David Clarke, sheriff of Milwaukee County, became the unofficial spokesman of this overall movement after he aired a public-service announcement in February urging citizens to train themselves how to use firearms in a safe way.

But as with other lawmen, Sheriff Clarke also had an undercurrent of concern in his commentary about Washington overreaching on gun control – an effort that Clarke has suggested would be deterred by many Americans, including lawmen like himself.

“I believe that if somebody tried to enforce some sort of order ... to collect everybody’s [guns],... you would see the second coming of an American Revolution, the likes of which would make the first Revolution pale by comparison,” Clarke told a radio station earlier this year.

Also earlier this year, Kessler began agitating against the federal gun-control push. He held meetings with the Gilberton City Council alongside an armed citizen posse. The Constitution Security Force, he says, is intended to thwart any forceful attempt by the US government to disarm civilians.

Kessler told AP this week that he's "not calling for anybody to take up arms against our government." But that doesn’t mean, he says, that he would stand by if the government tried to take his guns. "I would resist," he said. "I'd fight for freedom, and if it cost me my life, then so be it."

The pro-Second Amendment movement certainly isn’t supported by all US police chiefs. Many chiefs of large urban police departments are on the record in support of gun-control measures that they believe would help their officers be safer on the streets.

But while those chiefs may oversee more people, the pro-guns sheriffs' movement arguably oversees more US territory. That’s troubling to some who track right-wing extremism in the US.
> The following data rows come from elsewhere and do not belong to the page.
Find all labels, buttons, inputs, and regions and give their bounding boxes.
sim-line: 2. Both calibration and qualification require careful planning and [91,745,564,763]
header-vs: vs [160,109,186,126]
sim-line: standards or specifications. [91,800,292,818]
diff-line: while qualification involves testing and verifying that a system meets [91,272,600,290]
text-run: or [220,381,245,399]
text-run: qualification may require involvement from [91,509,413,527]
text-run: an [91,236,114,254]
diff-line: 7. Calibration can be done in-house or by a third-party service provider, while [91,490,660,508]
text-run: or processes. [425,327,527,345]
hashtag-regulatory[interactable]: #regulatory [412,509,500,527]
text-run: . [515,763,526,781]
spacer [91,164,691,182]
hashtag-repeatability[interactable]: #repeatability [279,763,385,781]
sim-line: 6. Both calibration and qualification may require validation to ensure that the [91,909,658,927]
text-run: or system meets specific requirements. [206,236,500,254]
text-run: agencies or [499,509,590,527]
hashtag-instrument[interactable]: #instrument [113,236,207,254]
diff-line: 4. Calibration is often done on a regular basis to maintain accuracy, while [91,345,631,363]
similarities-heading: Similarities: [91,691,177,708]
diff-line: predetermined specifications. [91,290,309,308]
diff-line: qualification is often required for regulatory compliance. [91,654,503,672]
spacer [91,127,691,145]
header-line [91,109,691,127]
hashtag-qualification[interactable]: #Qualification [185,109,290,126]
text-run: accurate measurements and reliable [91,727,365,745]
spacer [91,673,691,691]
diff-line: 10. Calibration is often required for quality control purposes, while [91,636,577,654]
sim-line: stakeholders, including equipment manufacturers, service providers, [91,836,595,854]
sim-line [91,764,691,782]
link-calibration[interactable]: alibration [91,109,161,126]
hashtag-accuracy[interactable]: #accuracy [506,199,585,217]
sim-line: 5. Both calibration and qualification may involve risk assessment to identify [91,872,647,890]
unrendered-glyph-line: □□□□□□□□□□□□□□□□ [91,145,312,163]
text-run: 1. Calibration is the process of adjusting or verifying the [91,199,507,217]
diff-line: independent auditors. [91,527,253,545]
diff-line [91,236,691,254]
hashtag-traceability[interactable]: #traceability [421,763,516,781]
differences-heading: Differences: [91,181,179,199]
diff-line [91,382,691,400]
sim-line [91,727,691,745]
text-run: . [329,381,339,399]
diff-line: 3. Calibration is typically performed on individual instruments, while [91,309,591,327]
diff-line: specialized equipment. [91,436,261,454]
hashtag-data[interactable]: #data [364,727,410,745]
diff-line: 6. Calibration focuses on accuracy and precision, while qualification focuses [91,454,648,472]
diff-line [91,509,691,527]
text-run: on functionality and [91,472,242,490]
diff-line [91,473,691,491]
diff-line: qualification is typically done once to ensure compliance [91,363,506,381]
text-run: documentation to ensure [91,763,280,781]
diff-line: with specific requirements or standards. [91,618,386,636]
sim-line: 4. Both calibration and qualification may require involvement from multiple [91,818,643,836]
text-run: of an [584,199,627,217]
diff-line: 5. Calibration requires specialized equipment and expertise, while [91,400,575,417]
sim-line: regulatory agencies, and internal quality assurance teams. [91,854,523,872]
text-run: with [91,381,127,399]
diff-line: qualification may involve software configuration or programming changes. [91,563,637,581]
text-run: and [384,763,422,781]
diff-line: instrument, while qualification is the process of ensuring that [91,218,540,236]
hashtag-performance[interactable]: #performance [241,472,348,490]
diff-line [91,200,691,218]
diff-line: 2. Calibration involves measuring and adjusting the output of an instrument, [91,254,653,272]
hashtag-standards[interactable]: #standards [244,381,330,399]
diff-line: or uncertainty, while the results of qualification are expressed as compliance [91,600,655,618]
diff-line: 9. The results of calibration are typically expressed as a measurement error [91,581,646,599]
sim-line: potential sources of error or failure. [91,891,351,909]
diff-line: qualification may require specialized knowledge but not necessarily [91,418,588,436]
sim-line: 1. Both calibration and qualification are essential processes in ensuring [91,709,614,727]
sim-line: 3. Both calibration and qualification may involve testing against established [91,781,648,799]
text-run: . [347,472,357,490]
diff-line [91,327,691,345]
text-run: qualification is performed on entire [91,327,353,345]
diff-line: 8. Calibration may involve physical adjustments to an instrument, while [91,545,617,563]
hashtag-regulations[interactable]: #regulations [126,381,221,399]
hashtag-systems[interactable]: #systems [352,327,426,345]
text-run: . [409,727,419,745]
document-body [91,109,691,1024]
“The idea of all these sheriffs refusing to follow federal law and willfully disobeying our legal system is quite something,” says Heidi Beirich, director of the Southern Poverty Law Center’s Intelligence Project in Montgomery, Ala. “This concept about the sheriff being the highest law enforcement officer has a long history among right-wing extremists, going back to the posse comitatus movement of the 1970s.”

What’s significant, she adds, is that “some of these counties are really big, and they represent large chunks of Western territory.”